Full semester Beginner Creative Writing class for high school ages.
This is a foundational, skill-building course for high school writers who are new to creative writing — or who love stories and want to learn how to actually craft one. No prior experience needed. Just curiosity and a willingness to try.
Over 12 weeks, students work through pre-recorded video lessons on the core elements of fiction: character development, plot structure, dialogue, point of view, conflict, theme, subtext, and revision. Each week builds on the last, giving students real tools they can use immediately — not just definitions to memorize, but techniques to put into practice in their own writing.
Every week includes a video lesson, a hands-on creative activity, a writing prompt, and personalized written or audio feedback from the instructor. The feedback is encouraging and specific — designed to help each student grow while keeping the writing process enjoyable.
The course is intentionally low-pressure. Students are encouraged to experiment, take creative risks, and write in whatever genre they love — fantasy, horror, romance, sci-fi, realistic fiction, fanfiction, or anything else. Assignments are flexible enough to meet each writer where they are.

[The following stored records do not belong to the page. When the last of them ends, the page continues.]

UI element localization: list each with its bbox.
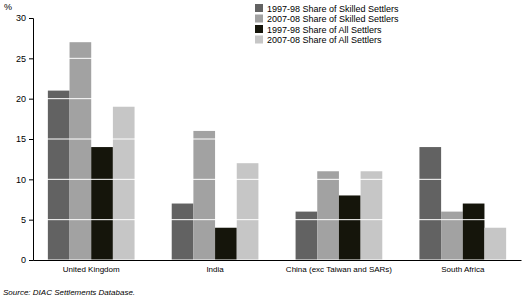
legend-label: 1997-98 Share of All Settlers [267,25,382,35]
y-tick: 10 [16,175,33,185]
y-tick-label: 10 [16,175,26,185]
y-tick-label: 20 [16,94,26,104]
legend-item: 2007-08 Share of Skilled Settlers [255,14,399,24]
legend-swatch [255,36,263,44]
y-tick: 15 [16,134,33,144]
x-tick: China (exc Taiwan and SARs) [286,265,392,274]
x-axis: United Kingdom India China (exc Taiwan and… [34,261,522,274]
bar [215,228,237,260]
y-tick: 20 [16,94,33,104]
x-tick: India [206,265,224,274]
bar [339,195,361,260]
x-tick: South Africa [441,265,485,274]
legend-item: 1997-98 Share of All Settlers [255,25,382,35]
legend-swatch [255,15,263,23]
y-axis-line [29,19,34,261]
source-note: Source: DIAC Settlements Database. [3,288,135,297]
x-tick-label: South Africa [441,265,485,274]
y-tick-label: 0 [21,255,26,265]
grid-line [33,98,521,99]
legend-swatch [255,25,263,33]
y-tick-label: 5 [21,215,26,225]
y-tick-mark [29,58,33,59]
grid-line [33,179,521,180]
x-tick-label: India [206,265,224,274]
bar [237,163,259,260]
bar [361,171,383,260]
grid-line [33,139,521,140]
y-tick-label: 30 [16,13,26,23]
bar [419,147,441,260]
y-tick: 30 [16,13,33,23]
plot-area: 0 5 10 15 20 25 30 United Kingdom India China (ex… [16,13,522,273]
y-tick-mark [29,260,33,261]
grid-line [33,58,521,59]
bar [70,42,92,260]
grid [33,18,521,260]
y-tick: 5 [21,215,33,225]
bars [48,42,506,260]
legend-item: 1997-98 Share of Skilled Settlers [255,4,399,14]
legend-label: 2007-08 Share of Skilled Settlers [267,14,399,24]
grid-line [33,260,521,261]
bar [48,91,70,260]
y-axis: 0 5 10 15 20 25 30 [16,13,34,265]
y-tick-mark [29,179,33,180]
legend-label: 1997-98 Share of Skilled Settlers [267,4,399,14]
x-tick-label: United Kingdom [63,265,120,274]
y-tick: 25 [16,54,33,64]
bar [317,171,339,260]
bar [172,204,194,260]
bar [463,204,485,260]
bar [193,131,215,260]
legend-label: 2007-08 Share of All Settlers [267,35,382,45]
bar [91,147,113,260]
y-tick: 0 [21,255,33,265]
legend-item: 2007-08 Share of All Settlers [255,35,382,45]
bar [113,107,135,260]
y-tick-label: 15 [16,134,26,144]
grid-line [33,219,521,220]
y-tick-mark [29,220,33,221]
y-tick-mark [29,18,33,19]
y-tick-mark [29,99,33,100]
x-tick-label: China (exc Taiwan and SARs) [286,265,392,274]
x-axis-line [34,260,522,261]
legend-swatch [255,4,263,12]
y-tick-mark [29,139,33,140]
y-tick-label: 25 [16,54,26,64]
bar [441,212,463,260]
x-tick: United Kingdom [63,265,120,274]
legend: 1997-98 Share of Skilled Settlers2007-08… [255,4,399,46]
chart: 0 5 10 15 20 25 30 United Kingdom India China (ex… [0,0,529,302]
bar [296,212,318,260]
bar [484,228,506,260]
y-axis-label: % [4,2,12,12]
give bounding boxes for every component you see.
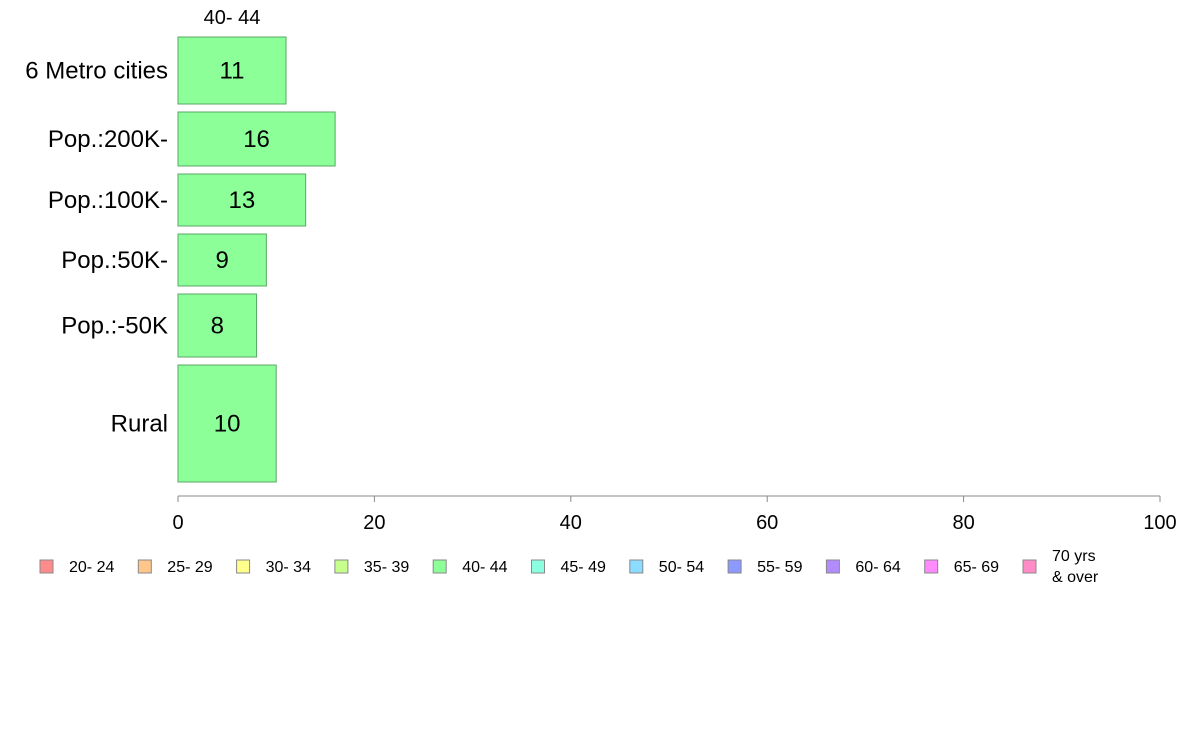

By the end of the 12 weeks, students will have a portfolio of original work, a polished final short story, and a much stronger understanding of how stories are built.
Week 1 — What Makes a Story Work?
Students explore the essential elements of fiction — character, plot, setting, conflict, and theme — and learn what holds a story together from the first line to the last.
Week 2 — Writing Believable Characters
Focus on crafting characters with depth, flaws, and motivation — then writing introductions that reveal who someone is through action and detail, not description alone.
Week 3 — Plot Structure and Arcs
Students study the classic five-part story arc, map stories they already know, and write their own scenes that follow a clear rising structure.
Week 4 — Dialogue vs. Description
The balance between what’s said and what’s shown — how dialogue reveals relationships and description builds mood. Students experiment with both and learn to combine them.
Week 5 — Deep Dive into Point of View
First person, third person limited, omniscient — how each one changes what the reader sees and how close they feel to the character.
Week 6 — Story Beginnings That Hook
Students analyze powerful opening lines and practice different strategies for grabbing attention, raising questions, or setting tone right from the first sentence.
Week 7 — Conflict, Stakes, and Tension
Different types of conflict and how they drive story momentum — then a scene where a character faces something that actually matters.
Week 8 — Theme and Subtext
The deeper “why” behind a story. Students write with purpose, using action and tone to suggest meaning without stating it outright.
Week 9 — Strong Endings
How to write a conclusion that feels earned — satisfying, surprising, or emotionally resonant — rather than one that just stops.
Week 10 — Drafting a Full Short Story
Students outline and write the first draft of a complete original story, pulling together everything they’ve learned so far.
Week 11 — Self-Revision Tools
Revising with intention — strengthening character, pacing, and voice using a structured checklist. Not just fixing, but actually improving.
Week 12 — Final Story Submission
Writers polish and submit their final short story (800–1,000 words) along with a short reflection on what they’ve learned and how they’ve grown.
CCSS.ELA-Literacy.W.9–12.3 — Narrative Writing
Students write original stories and scenes each week, developing characters, conflict, plot structure, and point of view — building toward a complete, polished short story that demonstrates foundational narrative technique.
CCSS.ELA-Literacy.W.9–12.4 — Production and Distribution of Writing
Students produce clear, coherent writing appropriate to task, purpose, and audience — experimenting with dialogue-heavy scenes, description-driven passages, and complete short story drafts across the 12 weeks.
CCSS.ELA-Literacy.W.9–12.5 — Strengthening Writing Through Revision
A dedicated revision week teaches students to revise with intention — strengthening character, pacing, and voice rather than simply editing for errors — with ongoing personalized instructor feedback throughout the course.
CCSS.ELA-Literacy.W.9–12.10 — Range of Writing
Students write consistently across 12 weeks in a variety of forms and approaches, building stamina and confidence as writers over an extended time frame.
CCSS.ELA-Literacy.L.9–12.3 — Knowledge of Language
Students make deliberate choices about language and style — exploring the difference between dialogue and description, experimenting with point of view, and developing an understanding of how word-level decisions shape a reader's experience.